Simpson, principal of IP and new media law boutique Shift Law, says companies in the field have a focus on originality and fun, making it an “exciting” area to work in. And while demand for craft beer is booming across the country, competition is stiff, he tells AdvocateDaily.com.

“They’re all trying to do clever things to stand out in a crowded marketplace,” Simpson says. “In many cases, it becomes a race to get a good brand.”

Indeed, there is no shortage of disputes involving microbreweries fighting with fellow startups or more established alcohol brands.

In the search for catchy slogans and memorable brands, Simpson says it’s not unusual for a startup microbrewery to work with a branding consultant before going to market with its product.

That can cause issues with trademark registration, Simpson explains, because the law is primarily geared towards protecting rights acquired through the use of a mark.

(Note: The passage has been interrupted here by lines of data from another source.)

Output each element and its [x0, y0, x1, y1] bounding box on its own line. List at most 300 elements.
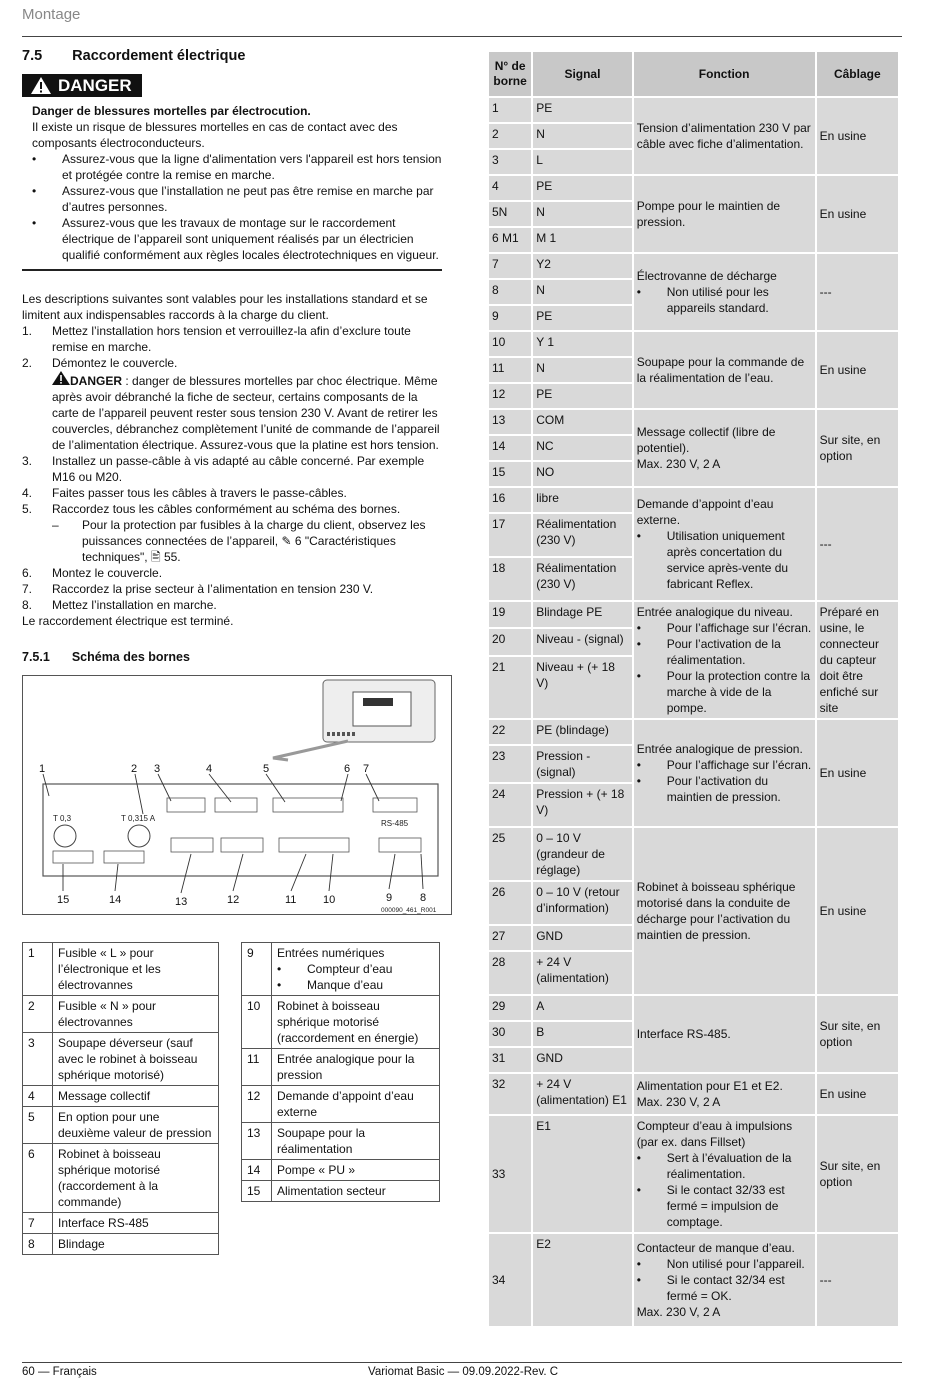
- step-text-content: Mettez l’installation hors tension et verrouillez-la afin d’exclure toute remise en marche.: [52, 324, 411, 354]
- step-number: 5.: [22, 502, 33, 516]
- terminal-table: [487, 50, 900, 1328]
- section-number: 7.5: [22, 48, 43, 64]
- legend-num: 8: [23, 1234, 53, 1255]
- function-text: Message collectif (libre de potentiel).: [636, 425, 776, 455]
- terminal-number: 20: [489, 629, 531, 654]
- terminal-number: 10: [489, 332, 531, 356]
- legend-row: [242, 1123, 440, 1160]
- danger-box: [22, 99, 442, 271]
- step-number: 1.: [22, 324, 33, 338]
- danger-title: Danger de blessures mortelles par électrocution.: [32, 104, 311, 118]
- diagram-ref-code: 000090_461_R001: [381, 907, 437, 914]
- function-bullet-text: Utilisation uniquement après concertation du service après-vente du fabricant Reflex.: [666, 529, 789, 591]
- intro-text: Les descriptions suivantes sont valables pour les installations standard et se limitent aux indispensables raccords à la charge du client.: [22, 292, 428, 322]
- callout-12: 12: [227, 894, 240, 906]
- function-text: Interface RS-485.: [636, 1027, 731, 1041]
- legend-text: Soupape déverseur (sauf avec le robinet à boisseau sphérique motorisé): [58, 1036, 198, 1082]
- terminal-wiring: En usine: [817, 332, 898, 408]
- terminal-number: 16: [489, 488, 531, 512]
- terminal-row: [489, 1074, 898, 1114]
- bullet-marker: •: [636, 621, 641, 635]
- fuse-label-l: T 0,3: [53, 814, 72, 823]
- function-text: Entrée analogique de pression.: [636, 742, 803, 756]
- terminal-number: 25: [489, 828, 531, 880]
- terminal-row: [489, 98, 898, 122]
- rs485-label: RS-485: [381, 819, 409, 828]
- section-title: Raccordement électrique: [72, 48, 246, 64]
- danger-badge-label: DANGER: [58, 75, 132, 95]
- legend-num: 3: [23, 1033, 53, 1086]
- column-header: Fonction: [634, 52, 815, 96]
- legend-text-cell: [53, 1144, 219, 1213]
- terminal-function-cell: [634, 488, 815, 600]
- bullet-marker: •: [32, 152, 37, 166]
- legend-bullet-text: Compteur d’eau: [307, 962, 393, 976]
- terminal-signal: M 1: [533, 228, 631, 252]
- danger-bullet: [32, 215, 442, 263]
- terminal-signal: A: [533, 996, 631, 1020]
- terminal-number: 8: [489, 280, 531, 304]
- header-rule: [22, 36, 902, 37]
- terminal-number: 12: [489, 384, 531, 408]
- terminal-signal: B: [533, 1022, 631, 1046]
- legend-bullet: [277, 961, 433, 977]
- legend-text: Alimentation secteur: [277, 1184, 386, 1198]
- terminal-function-cell: [634, 1234, 815, 1326]
- legend-row: [242, 1086, 440, 1123]
- step-text: [52, 323, 442, 355]
- function-bullets: [637, 757, 812, 805]
- legend-text-cell: [272, 943, 440, 996]
- danger-badge: [22, 74, 142, 97]
- terminal-diagram: [22, 675, 452, 915]
- step-text-content: Montez le couvercle.: [52, 566, 163, 580]
- terminal-signal: + 24 V (alimentation): [533, 952, 631, 994]
- bullet-marker: •: [636, 1257, 641, 1271]
- terminal-wiring: ---: [817, 1234, 898, 1326]
- callout-5: 5: [263, 763, 270, 775]
- terminal-signal: COM: [533, 410, 631, 434]
- legend-text-cell: [272, 1123, 440, 1160]
- legend-text-cell: [53, 943, 219, 996]
- step-text-content: Raccordez tous les câbles conformément au schéma des bornes.: [52, 502, 401, 516]
- terminal-number: 15: [489, 462, 531, 486]
- function-bullet-text: Pour l’affichage sur l’écran.: [666, 758, 812, 772]
- function-bullet: [637, 668, 812, 716]
- terminal-number: 18: [489, 558, 531, 600]
- terminal-number: 3: [489, 150, 531, 174]
- terminal-wiring: Sur site, en option: [817, 1116, 898, 1232]
- legend-text: Demande d’appoint d’eau externe: [277, 1089, 414, 1119]
- step-number: 3.: [22, 454, 33, 468]
- terminal-signal: Y2: [533, 254, 631, 278]
- terminal-signal: N: [533, 358, 631, 382]
- bullet-marker: •: [277, 978, 282, 992]
- function-bullets: [637, 1150, 812, 1230]
- legend-row: [242, 943, 440, 996]
- step-number: 2.: [22, 356, 33, 370]
- dash-marker: –: [52, 518, 59, 532]
- step-number: 8.: [22, 598, 33, 612]
- terminal-signal: PE: [533, 306, 631, 330]
- legend-text-cell: [272, 1160, 440, 1181]
- terminal-wiring: En usine: [817, 176, 898, 252]
- terminal-number: 4: [489, 176, 531, 200]
- function-bullets: [637, 620, 812, 716]
- column-header: Câblage: [817, 52, 898, 96]
- terminal-wiring: Sur site, en option: [817, 410, 898, 486]
- danger-bullet-text: Assurez-vous que les travaux de montage sur le raccordement électrique de l’appareil sont uniquement réalisés par un électricien qualifié conformément aux règles locales électrotechniques en vigueur.: [62, 216, 439, 262]
- terminal-signal: libre: [533, 488, 631, 512]
- step-item: [22, 565, 442, 581]
- terminal-signal: GND: [533, 1048, 631, 1072]
- step-text: [52, 355, 442, 371]
- legend-text-cell: [272, 996, 440, 1049]
- terminal-number: 19: [489, 602, 531, 627]
- terminal-number: 7: [489, 254, 531, 278]
- step-text: [52, 485, 442, 501]
- step-text-content: Raccordez la prise secteur à l’alimentation en tension 230 V.: [52, 582, 374, 596]
- sub-danger-text: : danger de blessures mortelles par choc électrique. Même après avoir débranché la fiche de secteur, certains composants de la carte de l’appareil peuvent rester sous tension 230 V. Avant de retirer les couvercles, débranchez complètement l’unité de commande de l’appareil de l’alimentation électrique. Assurez-vous que la platine est hors tension.: [52, 374, 440, 452]
- legend-text-cell: [53, 1234, 219, 1255]
- legend-row: [23, 1033, 219, 1086]
- terminal-number: 14: [489, 436, 531, 460]
- bullet-marker: •: [636, 529, 641, 543]
- legend-text: Robinet à boisseau sphérique motorisé (raccordement à la commande): [58, 1147, 161, 1209]
- danger-bullet-list: [32, 151, 442, 263]
- function-text: Compteur d’eau à impulsions (par ex. dans Fillset): [636, 1119, 793, 1149]
- terminal-diagram-drawing: [23, 676, 451, 914]
- function-rating: Max. 230 V, 2 A: [636, 1305, 721, 1319]
- terminal-function-cell: [634, 720, 815, 826]
- closing-text: Le raccordement électrique est terminé.: [22, 614, 234, 628]
- terminal-signal: Réalimentation (230 V): [533, 514, 631, 556]
- function-bullet: [637, 284, 812, 316]
- function-bullet: [637, 757, 812, 773]
- function-bullets: [637, 284, 812, 316]
- legend-text-cell: [53, 1033, 219, 1086]
- footer-rule: [22, 1362, 902, 1363]
- legend-num: 13: [242, 1123, 272, 1160]
- terminal-function-cell: [634, 98, 815, 174]
- legend-text: Fusible « L » pour l’électronique et les électrovannes: [58, 946, 161, 992]
- terminal-number: 5N: [489, 202, 531, 226]
- terminal-function-cell: [634, 254, 815, 330]
- terminal-signal: Niveau - (signal): [533, 629, 631, 654]
- step-number: 7.: [22, 582, 33, 596]
- terminal-function-cell: [634, 996, 815, 1072]
- callout-13: 13: [175, 896, 188, 908]
- terminal-function-cell: [634, 1074, 815, 1114]
- step-item: [22, 485, 442, 501]
- left-column: [22, 48, 442, 915]
- bullet-marker: •: [636, 285, 641, 299]
- terminal-signal: L: [533, 150, 631, 174]
- column-header: N° de borne: [489, 52, 531, 96]
- terminal-signal: NO: [533, 462, 631, 486]
- legend-text: Robinet à boisseau sphérique motorisé (raccordement en énergie): [277, 999, 419, 1045]
- legend-row: [23, 1086, 219, 1107]
- legend-num: 11: [242, 1049, 272, 1086]
- legend-num: 10: [242, 996, 272, 1049]
- terminal-signal: + 24 V (alimentation) E1: [533, 1074, 631, 1114]
- legend-num: 5: [23, 1107, 53, 1144]
- step-item: [22, 581, 442, 597]
- terminal-row: [489, 488, 898, 512]
- terminal-signal: Niveau + (+ 18 V): [533, 657, 631, 718]
- legend-text-cell: [272, 1049, 440, 1086]
- function-bullet-text: Non utilisé pour l’appareil.: [666, 1257, 805, 1271]
- step-item: [22, 501, 442, 517]
- callout-7: 7: [363, 763, 370, 775]
- legend-text-cell: [53, 1213, 219, 1234]
- terminal-number: 31: [489, 1048, 531, 1072]
- terminal-number: 33: [489, 1116, 531, 1232]
- terminal-number: 34: [489, 1234, 531, 1326]
- function-bullet-text: Non utilisé pour les appareils standard.: [666, 285, 769, 315]
- column-header: Signal: [533, 52, 631, 96]
- terminal-signal: Y 1: [533, 332, 631, 356]
- bullet-marker: •: [636, 758, 641, 772]
- legend-row: [23, 996, 219, 1033]
- callout-9: 9: [386, 892, 393, 904]
- bullet-marker: •: [636, 1151, 641, 1165]
- danger-bullet-text: Assurez-vous que l’installation ne peut pas être remise en marche par d’autres personnes.: [62, 184, 434, 214]
- legend-row: [23, 1107, 219, 1144]
- function-bullet: [637, 1150, 812, 1182]
- terminal-signal: 0 – 10 V (grandeur de réglage): [533, 828, 631, 880]
- legend-row: [242, 1160, 440, 1181]
- legend-text: Fusible « N » pour électrovannes: [58, 999, 157, 1029]
- step-number: 6.: [22, 566, 33, 580]
- function-bullet: [637, 1256, 812, 1272]
- step-text: [52, 597, 442, 613]
- terminal-signal: PE: [533, 384, 631, 408]
- terminal-signal: Pression - (signal): [533, 746, 631, 782]
- step-text: [52, 565, 442, 581]
- legend-num: 14: [242, 1160, 272, 1181]
- function-text: Robinet à boisseau sphérique motorisé dans la conduite de décharge pour l’activation du maintien de pression.: [636, 880, 796, 942]
- terminal-number: 27: [489, 926, 531, 950]
- terminal-signal: Pression + (+ 18 V): [533, 784, 631, 826]
- danger-bullet: [32, 183, 442, 215]
- terminal-signal: N: [533, 202, 631, 226]
- terminal-number: 6 M1: [489, 228, 531, 252]
- legend-text: Entrées numériques: [277, 946, 385, 960]
- terminal-number: 29: [489, 996, 531, 1020]
- step-text: [52, 501, 442, 517]
- step-text: [52, 453, 442, 485]
- terminal-number: 26: [489, 882, 531, 924]
- function-text: Électrovanne de décharge: [636, 269, 777, 283]
- terminal-wiring: En usine: [817, 98, 898, 174]
- danger-bullet-text: Assurez-vous que la ligne d'alimentation vers l'appareil est hors tension et protégée contre la remise en marche.: [62, 152, 442, 182]
- legend-text: Pompe « PU »: [277, 1163, 356, 1177]
- callout-4: 4: [206, 763, 213, 775]
- terminal-wiring: En usine: [817, 720, 898, 826]
- legend-num: 2: [23, 996, 53, 1033]
- step-sub-item: [52, 517, 442, 565]
- function-bullet: [637, 1272, 812, 1304]
- legend-bullet-text: Manque d’eau: [307, 978, 384, 992]
- callout-3: 3: [154, 763, 161, 775]
- legend-text: Message collectif: [58, 1089, 151, 1103]
- function-bullet-text: Sert à l’évaluation de la réalimentation.: [666, 1151, 792, 1181]
- function-text: Demande d’appoint d’eau externe.: [636, 497, 774, 527]
- terminal-signal: Blindage PE: [533, 602, 631, 627]
- legend-bullet: [277, 977, 433, 993]
- bullet-marker: •: [636, 1183, 641, 1197]
- terminal-signal: E2: [533, 1234, 631, 1326]
- terminal-row: [489, 996, 898, 1020]
- terminal-row: [489, 332, 898, 356]
- legend-num: 1: [23, 943, 53, 996]
- function-text: Pompe pour le maintien de pression.: [636, 199, 781, 229]
- function-bullet-text: Pour l’affichage sur l’écran.: [666, 621, 812, 635]
- legend-text-cell: [53, 1086, 219, 1107]
- legend-text-cell: [53, 1107, 219, 1144]
- terminal-wiring: En usine: [817, 1074, 898, 1114]
- danger-bullet: [32, 151, 442, 183]
- footer-page: 60 — Français: [22, 1366, 97, 1378]
- legend-row: [242, 996, 440, 1049]
- terminal-number: 2: [489, 124, 531, 148]
- terminal-row: [489, 602, 898, 627]
- warning-triangle-icon: [30, 76, 52, 95]
- step-item: [22, 323, 442, 355]
- step-list: [22, 323, 442, 613]
- function-bullet-text: Si le contact 32/34 est fermé = OK.: [666, 1273, 785, 1303]
- legend-num: 4: [23, 1086, 53, 1107]
- terminal-number: 21: [489, 657, 531, 718]
- terminal-row: [489, 828, 898, 880]
- terminal-number: 28: [489, 952, 531, 994]
- legend-text: Interface RS-485: [58, 1216, 149, 1230]
- callout-15: 15: [57, 894, 70, 906]
- legend-num: 12: [242, 1086, 272, 1123]
- legend-text-cell: [272, 1181, 440, 1202]
- legend-num: 15: [242, 1181, 272, 1202]
- bullet-marker: •: [277, 962, 282, 976]
- terminal-signal: N: [533, 124, 631, 148]
- page-header-title: Montage: [22, 6, 81, 23]
- legend-num: 7: [23, 1213, 53, 1234]
- terminal-signal: PE (blindage): [533, 720, 631, 744]
- terminal-number: 1: [489, 98, 531, 122]
- step-item: [22, 355, 442, 371]
- legend-row: [23, 1234, 219, 1255]
- bullet-marker: •: [32, 216, 37, 230]
- subsection-heading: [22, 649, 442, 665]
- legend-text: Soupape pour la réalimentation: [277, 1126, 366, 1156]
- function-bullet-text: Pour l’activation de la réalimentation.: [666, 637, 781, 667]
- legend-num: 9: [242, 943, 272, 996]
- callout-6: 6: [344, 763, 351, 775]
- function-bullet: [637, 528, 812, 592]
- bullet-marker: •: [636, 637, 641, 651]
- legend-text: Blindage: [58, 1237, 105, 1251]
- terminal-function-cell: [634, 410, 815, 486]
- step-text-content: Mettez l’installation en marche.: [52, 598, 217, 612]
- warning-triangle-icon: [52, 371, 70, 385]
- subsection-title: Schéma des bornes: [71, 650, 190, 664]
- terminal-wiring: En usine: [817, 828, 898, 994]
- subsection-number: 7.5.1: [22, 650, 50, 664]
- legend-text: Entrée analogique pour la pression: [277, 1052, 415, 1082]
- legend-row: [242, 1049, 440, 1086]
- function-rating: Max. 230 V, 2 A: [636, 457, 721, 471]
- bullet-marker: •: [636, 1273, 641, 1287]
- terminal-row: [489, 254, 898, 278]
- terminal-number: 30: [489, 1022, 531, 1046]
- terminal-number: 24: [489, 784, 531, 826]
- function-bullet-text: Pour l’activation du maintien de pression.: [666, 774, 781, 804]
- terminal-function-cell: [634, 602, 815, 718]
- fuse-label-n: T 0,315 A: [121, 814, 156, 823]
- function-bullet-text: Si le contact 32/33 est fermé = impulsion de comptage.: [666, 1183, 785, 1229]
- terminal-table-panel: [487, 50, 900, 1328]
- function-text: Contacteur de manque d’eau.: [636, 1241, 795, 1255]
- legend-text-cell: [53, 996, 219, 1033]
- terminal-signal: Réalimentation (230 V): [533, 558, 631, 600]
- function-bullet: [637, 620, 812, 636]
- legend-right: [241, 942, 440, 1202]
- legend-row: [242, 1181, 440, 1202]
- callout-8: 8: [420, 892, 427, 904]
- terminal-function-cell: [634, 332, 815, 408]
- function-text: Alimentation pour E1 et E2.: [636, 1079, 783, 1093]
- function-bullet-text: Pour la protection contre la marche à vide de la pompe.: [666, 669, 811, 715]
- terminal-wiring: Préparé en usine, le connecteur du capteur doit être enfiché sur site: [817, 602, 898, 718]
- step-number: 4.: [22, 486, 33, 500]
- callout-14: 14: [109, 894, 122, 906]
- terminal-number: 22: [489, 720, 531, 744]
- function-text: Tension d’alimentation 230 V par câble avec fiche d’alimentation.: [636, 121, 811, 151]
- terminal-number: 32: [489, 1074, 531, 1114]
- legend-row: [23, 1144, 219, 1213]
- bullet-marker: •: [636, 669, 641, 683]
- bullet-marker: •: [32, 184, 37, 198]
- terminal-function-cell: [634, 828, 815, 994]
- danger-intro: Il existe un risque de blessures mortelles en cas de contact avec des composants électroconducteurs.: [32, 120, 398, 150]
- bullet-marker: •: [636, 774, 641, 788]
- terminal-wiring: ---: [817, 254, 898, 330]
- legend-num: 6: [23, 1144, 53, 1213]
- terminal-row: [489, 410, 898, 434]
- sub-danger-label: DANGER: [70, 374, 123, 388]
- terminal-wiring: ---: [817, 488, 898, 600]
- legend-text-cell: [272, 1086, 440, 1123]
- terminal-row: [489, 720, 898, 744]
- terminal-signal: NC: [533, 436, 631, 460]
- terminal-number: 11: [489, 358, 531, 382]
- callout-2: 2: [131, 763, 138, 775]
- legend-row: [23, 1213, 219, 1234]
- terminal-number: 23: [489, 746, 531, 782]
- function-bullet: [637, 1182, 812, 1230]
- terminal-signal: PE: [533, 176, 631, 200]
- step-text-content: Faites passer tous les câbles à travers le passe-câbles.: [52, 486, 347, 500]
- step-item: [22, 453, 442, 485]
- terminal-number: 9: [489, 306, 531, 330]
- function-rating: Max. 230 V, 2 A: [636, 1095, 721, 1109]
- function-bullet: [637, 636, 812, 668]
- callout-1: 1: [39, 763, 46, 775]
- legend-left: [22, 942, 219, 1255]
- function-bullets: [637, 1256, 812, 1304]
- step-text-content: Installez un passe-câble à vis adapté au câble concerné. Par exemple M16 ou M20.: [52, 454, 425, 484]
- terminal-row: [489, 1116, 898, 1232]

“You develop a bunch of goodwill attached to a particular trademark, and you’re entitled to protection through registration,” he says.

However, Simpson says the federal Trademarks Act has a mechanism for companies that are concentrating on getting themselves off the ground, and haven’t yet managed to start selling their product: by registering a “proposed trademark,” they don’t have to immediately demonstrate use.

“It’s like planting a flag in the Trademarks Office, to establish some priority over the mark ahead of other brands,” Simpson says.

When the application goes in, he says companies should also be thinking ahead to other potential uses of their trademark, rather than focusing on protecting their core business alone.

“Your application should cover a wider scope than just beer,” Simpson says. “For a microbrewery, you might want to use it in connection with glasses or other merchandise. In a few years, you might want to have a brewpub or restaurant associated with the brand. You don’t want someone stepping in and acquiring a similar or identical mark that may affect your rights to use it.